Sucht man die Schweiz auf einer Weltkarte, so findet man eine kleine Insel mitten in der Europäischen Union. Es liegt auf der Hand, dass die Klärung des Verhältnisses zwischen der EU und der Schweiz unabdingbar ist.

Es ist verständlich, dass der Erfolg des Modells Schweiz und die immer neuen Turbulenzen in der EU wenig Argumente dafür liefern sich diesem in der internationalen Politik wohl einzigartigem Gebilde durch Beitritt ‚auszuliefern’.

Dies übersieht allerdings, dass die EU seit ihrer Gründung schon Erhebliches zustande gebracht hat und der Prozess der vertieften Zusammenarbeit weitergeht.
Bisher konnte die Schweiz trotz EWR-Ablehnung mit den bilateralen Verträgen Wege finden die Beziehung praktikabel zu regeln.
Andererseits muss man nüchtern feststellen, dass es auch Kosten hat international allein zu stehen und nicht auf Verbündete oder eine gemeinsame Gruppe zählen zu können. Am deutlichsten wurde dies für die Schweiz vielleicht als für sie, trotz gegebenem wirtschaftlichen Potential, keinen Platz in der immer wichtiger werdenden Gruppe der G20 war.

Die Frage, ob der freiwillige Verzicht auf Verbündete und Einbindung, der sich in der Geschichte der Eidgenossenschaft sicher lange gelohnt hat, noch immer das beste Rezept bleibt, muss immer wieder gestellt werden. Es sollte dabei nicht vergessen werden, dass schon die Gründerväter der Eidgenossenschaft die Neutralität nicht als Staatsziel sondern als Mittel zum Zweck gesehen haben, das auch einmal seine Aufgabe vielleicht nicht länger erfüllt.

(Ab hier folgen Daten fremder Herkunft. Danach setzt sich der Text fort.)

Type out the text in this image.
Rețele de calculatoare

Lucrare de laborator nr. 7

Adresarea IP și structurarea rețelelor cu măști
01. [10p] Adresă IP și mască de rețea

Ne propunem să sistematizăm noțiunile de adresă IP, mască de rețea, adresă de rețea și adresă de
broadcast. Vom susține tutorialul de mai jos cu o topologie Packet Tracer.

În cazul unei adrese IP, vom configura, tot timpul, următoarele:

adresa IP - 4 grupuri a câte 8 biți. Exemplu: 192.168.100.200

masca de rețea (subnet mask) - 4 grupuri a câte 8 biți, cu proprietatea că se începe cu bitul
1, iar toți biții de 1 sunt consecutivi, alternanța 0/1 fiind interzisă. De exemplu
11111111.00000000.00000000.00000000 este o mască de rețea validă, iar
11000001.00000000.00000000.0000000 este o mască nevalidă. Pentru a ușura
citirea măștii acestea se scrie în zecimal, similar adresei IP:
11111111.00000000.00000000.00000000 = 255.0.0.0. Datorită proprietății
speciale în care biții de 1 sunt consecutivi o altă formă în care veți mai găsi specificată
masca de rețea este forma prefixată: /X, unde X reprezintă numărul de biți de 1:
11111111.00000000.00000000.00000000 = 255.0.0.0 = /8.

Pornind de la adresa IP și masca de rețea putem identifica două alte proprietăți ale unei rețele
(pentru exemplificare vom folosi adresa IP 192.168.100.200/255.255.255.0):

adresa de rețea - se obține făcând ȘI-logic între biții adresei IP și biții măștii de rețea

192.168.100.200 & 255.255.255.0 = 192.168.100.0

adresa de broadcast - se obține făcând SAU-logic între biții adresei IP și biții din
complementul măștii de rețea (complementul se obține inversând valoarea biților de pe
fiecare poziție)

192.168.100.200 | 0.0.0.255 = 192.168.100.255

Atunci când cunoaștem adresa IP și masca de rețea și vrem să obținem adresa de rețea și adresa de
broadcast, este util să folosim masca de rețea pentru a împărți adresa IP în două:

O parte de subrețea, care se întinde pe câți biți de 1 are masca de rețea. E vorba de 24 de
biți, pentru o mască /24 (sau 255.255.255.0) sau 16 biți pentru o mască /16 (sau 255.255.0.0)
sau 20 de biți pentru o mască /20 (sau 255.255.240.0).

Die Vorteile der Neutralität, die für die Vergangenheit unbestritten sind, lassen sich für die Zukunft weniger klar umreissen.

Gute Dienste, wie die Schweiz sie zwischen den USA und Kuba oder Iran bieten konnte, erscheinen immer weniger gefragt.
Die erfolgreiche Präsidentschaft der Schweiz in der OSZE im vergangenen Jahr hat zwar einen Symphatiebonus erbracht, die neutrale Schweiz hat aber realistischerweise doch wenig im Ukrainekonflikt bewirken können.
Das gilt auch in anderen Bereichen: gelingt es ein Abkommen über Handel und Investitionsschutz zwischen den USA und der EU zu schliessen, so könnte die Schweiz der leidtragende Dritte sein. Zumindest wenn sie nicht bis dann ihr Verhältnis zur EU so geregelt hat, dass sie als quasi Mitglied von der neuen Vereinbarung profitieren könnte. Dies erscheint derzeit allerdings wenig realistisch

Je besser die es Schweiz schafft sich den internationalen Herausforderungen erfolgreich dadurch zu stellen, dass sie besser organisiert ist als andere, um so eher kann sie es sich noch eine Weile leisten keinem ‚Club’ beizutreten. Die Tendenz geht allerdings im 21. Jahrhundert mehr und mehr in die entgegengesetzte Richtung

Dass Einbindung und differenzierter eigener Kurs nicht völlig unvereinbar sind zeigt das Beispiel Dänemark. Dem Land gelingt es recht gut, sich trotz EU Mitgliedschaft viele Sonderregelungen zu erhalten (und nicht dem € beizutreten), dafür ist es durch seine EU- und NATO Mitgliedschaft abgesichert, wenn es mit Herausforderungen wie terroristischen Anschlägen konfrontiert wird und es ist mit dabei wenn die EU als Ganzes in der Weltpolitik ihren Interessen Nachdruck verleiht.

Um so wichtiger ist es diese Debatte mit wacher Aufmerksamkeit zu führen und dabei vorausschauend die Bewahrung des Bewährten kreativ mit den Herausforderungen des Neuen zu verbinden.

Ich sehe den SD21 dabei als einen ermutigenden Versuch die Debatte zu beleben und ihr eine für die Zukunft der Schweiz produktive Richtung zu geben.